In 2023, out of the 28 bond issues and share issues, 13 of these were entrusted to CC Group, with the company handling just over €200m of the €496.34m in terms of deal value and fund management. Business achieved record revenue of €2.87m during 2023, an increase of 10 per cent over the previous year. “We look at this as a reflection of growing trust we are being shown as a financial services organisation,” say Nick Calamatta and Alan Cuschieri, co-CEOs of Calamatta Cuschieri Moneybase plc.

What initiatives were implemented over the past years that contributed to the remarkable revenue growth reported in your latest financial results?

AC: Over the past years, we continued to invest relentlessly in our product, our people, our structure and our customer experience. We worked on our long-term goals, prioritising them over short-term gains. It is the group’s dedication and commitment towards reaching our goals that ultimately led to the results we are enjoying today. Another decisive factor is the fact that the diversification we invested in two decades ago has brought stable revenue streams such as Fund Administration which has grown consistently by an average of 20 per cent for the past five years.

Moneybase was pivotal in sustaining the group’s strategy. Can you share insights into the platform’s evolution and its role in driving revenue?

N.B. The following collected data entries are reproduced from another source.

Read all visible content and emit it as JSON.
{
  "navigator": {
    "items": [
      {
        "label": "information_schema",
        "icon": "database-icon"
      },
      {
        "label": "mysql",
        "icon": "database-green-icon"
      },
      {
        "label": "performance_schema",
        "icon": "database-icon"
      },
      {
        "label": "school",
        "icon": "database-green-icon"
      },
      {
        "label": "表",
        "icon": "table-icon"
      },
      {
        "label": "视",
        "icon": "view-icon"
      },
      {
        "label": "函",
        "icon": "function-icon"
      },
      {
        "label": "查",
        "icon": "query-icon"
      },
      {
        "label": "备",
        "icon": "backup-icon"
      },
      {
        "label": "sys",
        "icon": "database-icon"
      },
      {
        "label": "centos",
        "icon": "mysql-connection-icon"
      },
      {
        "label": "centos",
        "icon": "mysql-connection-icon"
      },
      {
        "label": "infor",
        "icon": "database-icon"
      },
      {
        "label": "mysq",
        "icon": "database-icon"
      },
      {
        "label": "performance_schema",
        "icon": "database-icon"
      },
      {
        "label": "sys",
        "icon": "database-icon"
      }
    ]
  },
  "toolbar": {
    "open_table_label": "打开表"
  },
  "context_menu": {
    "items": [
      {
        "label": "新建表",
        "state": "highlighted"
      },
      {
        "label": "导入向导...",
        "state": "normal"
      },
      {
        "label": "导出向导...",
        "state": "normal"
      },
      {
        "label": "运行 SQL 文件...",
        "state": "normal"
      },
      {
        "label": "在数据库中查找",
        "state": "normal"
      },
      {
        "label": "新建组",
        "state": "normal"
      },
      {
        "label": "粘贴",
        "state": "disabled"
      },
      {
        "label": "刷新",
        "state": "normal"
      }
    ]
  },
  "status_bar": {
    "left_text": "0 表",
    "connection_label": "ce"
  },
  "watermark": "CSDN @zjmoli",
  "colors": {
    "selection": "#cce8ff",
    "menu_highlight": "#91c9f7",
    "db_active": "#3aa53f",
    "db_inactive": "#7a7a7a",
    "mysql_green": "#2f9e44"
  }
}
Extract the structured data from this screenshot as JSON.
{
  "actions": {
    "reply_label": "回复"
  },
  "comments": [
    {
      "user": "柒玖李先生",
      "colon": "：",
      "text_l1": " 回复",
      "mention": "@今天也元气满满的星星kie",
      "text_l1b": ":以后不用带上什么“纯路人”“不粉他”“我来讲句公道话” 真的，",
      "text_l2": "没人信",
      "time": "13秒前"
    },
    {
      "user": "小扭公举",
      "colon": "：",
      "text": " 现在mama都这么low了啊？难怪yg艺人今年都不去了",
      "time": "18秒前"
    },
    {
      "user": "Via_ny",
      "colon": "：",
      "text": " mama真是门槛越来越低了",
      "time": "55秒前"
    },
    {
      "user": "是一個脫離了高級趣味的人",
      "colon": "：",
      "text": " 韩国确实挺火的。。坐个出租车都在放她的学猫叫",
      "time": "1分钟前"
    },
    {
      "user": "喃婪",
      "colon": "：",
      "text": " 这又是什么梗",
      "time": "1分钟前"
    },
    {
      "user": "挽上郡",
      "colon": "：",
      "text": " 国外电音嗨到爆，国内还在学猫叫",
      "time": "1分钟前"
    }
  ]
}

AC: When we entered the fintech space in 2005, we set out to innovate through the development of our proprietary system. We first launched CCTrader which pioneered local online trading in Malta and more recently, Moneybase, Malta’s first ‘Neobank’, offering investments and payments. Today we are proud that this award-winning financial institution is servicing a diverse customer base, from high-net-worth wealth management to digital-first customers on its platform. We have the best overall platform locally, but also one which can compete internationally.

More recently you opened Moneybase to business clients. How successful has this been? What could be the remaining obstacles and how are you addressing them?

AC: This move was triggered by popular demand and in fact, it was very well received. The rate of take-up has been steady, and we are fast approaching 1,000 business customers on Moneybase. Apart from the functionality, one of our strengths is that we are enabling local businesses to open an account in a matter of hours and giving them the peace of mind of being supported by an established, locally regulated, and ISO9001 certified firm.

You mentioned positive revenue indicators for the first months of 2024. Can you provide more insights?

NC: The first quarter of the year was a continuation of the momentum of 2023. We achieved double-digit revenue growth over the previous year across the board thanks to buoyant international equity trading, several local corporates and government bond issues, an increase in pension transactions and an increase in subscription-based corporate accounts. This overall growth can also be attributed to client acquisition and an increased momentum of net flows that has been our focus from a business development perspective.

If you exclude retail and institutional offers by the Government of Malta, 28 companies issued private or unlisted debt and out of 28 such issues, practically half of them, 13, trusted CC to carry out this activity, with the company handling just over €200m of €496.34m in terms of deal value. Our fund management business, CC Fund Services also achieved a record revenue of €2.87m during 2023, an increase of 10 per cent over the previous year, which reflects the growing trust in us as a financial services organisation.

The company has a good market share in capital markets and was the first to issue a green bond. What was its success and do you see potential for more sustainable finance?

NC: Clearflowplus was Malta’s first green bond and an important step which saw Malta joining the growing industry present throughout Europe for several years. The success achieved by Clearflowplus hinges on the fact that it is a subsidiary of the government’s Water Services Corporation. It also reflects the investing public’s growing interest in sustainable bonds. This, however, is just the start. Hopefully, more fiscal incentives will lead to broader participation in this market from the private sector.

What plans do you have to continue on this successful trajectory?

NC: Over the years, the local capital markets grew exponentially, with corporate bonds taking centre stage over the last five years. This corporate bond market has helped bridge the funding gap for local corporates and supported economic growth together with bank funding and other government initiatives. We are expecting this growth to speed up and this is why we have continued to invest resources in our capital markets team and the wider business to remain poised to service larger transactions and more investors.

Regulatory changes in finance, new EU regulations and the upcoming Digital Operational Resilience Act (DORA) will mandate significant shifts in the Maltese financial services sector. How do you see Malta reacting to these realities?

AC: I believe DORA is a much needed milestone for financial services across Europe. However, there is more that companies need to be doing to ensure they strengthen their financial resilience. Ultimately more resources need to be allocated by businesses to ensure they maintain their reputation and integrity. Digital resilience is an area we have consistently invested in, and I am confident the Maltese market will continue to demonstrate its ability to reinvent itself. This new reality can be seen as an opportunity for innovation and to stay ahead. DORA will continue to evolve over time and provided that the regulation remains reasonable and focused on what really matters, I believe it is very positive for the industry. It is therefore important for stakeholders and regulators to continue to work closely to ensure standards are raised sustainably and logically.